Por sorte a Di-Anne, minha amiga da casa de família que fiquei quando cheguei em Melbourne, me levou pra pescar em um clube de pesca familiar em Williamnstown, praia de pescadores e próximo da entrada para o principal porto de Melbourne, Docklands. (link pra quem quiser conferir no google maps)
Pra quem imaginou o Clube de Pesca um prédio grande, e um pier cheio de navios luxuosos com frigobares lotados de espumante e caviar se enganou. O QG dos locais é um galpãozinho bem xinfrim com meia dúzia de mesas com mapas, fotos, jornais e é claro, muita cerveja. O pessoal passa o dia ali bebendo, pescando e falando bobagem. Pescar e beber é a rotina diária deles. Por ser um clube privado, só entram familiares e amigos mais chegados pra visitar o pessoal. Quem nos convidou pra passar a páscoa com eles foi um tiozinho muito gente boa chamado “Li”, que a Di-Anne conhece há alguns anos já. Entrando no estabelecimento deles largamos na mesa um fardinho de 6 long necks e um trago grego feito em casa, logo todos que estavam dentro do mini galpão, do tamanho de mais ou menos 2 salas grandes, olharam com uma cara de alegria e falaram: “FELIZ PÁSCOA!” Foi o que o Li precisava ver pra nos convidar pra pescar no barco dele!

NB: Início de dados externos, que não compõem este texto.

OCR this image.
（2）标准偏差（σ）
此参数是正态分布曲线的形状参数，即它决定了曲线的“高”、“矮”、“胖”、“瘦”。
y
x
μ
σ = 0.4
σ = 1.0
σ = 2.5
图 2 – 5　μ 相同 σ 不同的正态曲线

Colocamos um casacão, pegamos os molinetes e nos dirigimos para o píer. Dezenas de barquinhos velhos, pra não falar caindo aos pedaços, e eu pensando em qual deles iríamos dar uma volta! Por sorte o barco do Li era o mais filha da p....! Pintura toda descascada, um monte de tralha dentro e uma caixinha no meio do barco que até então eu não tinha idéia do que seria. Um banco? Uma caixa de ferramentas? Foi então que ele abriu e ali estava o motor possante que ele fez questão de me falar umas 5 vezes que era de 1940! O bendito motor do barco mais parecia mais um motor de geladeira velho! Todo orgulhoso da geringonça ele me puxa um uma ferramenta feita de cano de PVC para tirar a água da caixa do motor! Ah, agora sim eu tava tranqüilo. Tínhamos um colete salva vidas e éramos 3 dentro do barquinho, sendo que a Di-Anne não sabe nadar e a mulher é grande, duas vezes o pobre Li que deve pesar uns 50 kg. Não da nada! Depois de algumas tentativas de ligar a naba, o motorzinho pega no tranco! Embarcamos e nos dirigimos mar a dentro. Parando num primeiro ponto pra começar a pescaria, o Li abre uma caixinha cheia de iscas artificiais e pede pra eu pegar uma laranjinha, especial pra pescar Calamari! O calamari é tipo uma lula, tem 10 tentáculos e larga aquela tinta preta na água quando se sente ameaçada.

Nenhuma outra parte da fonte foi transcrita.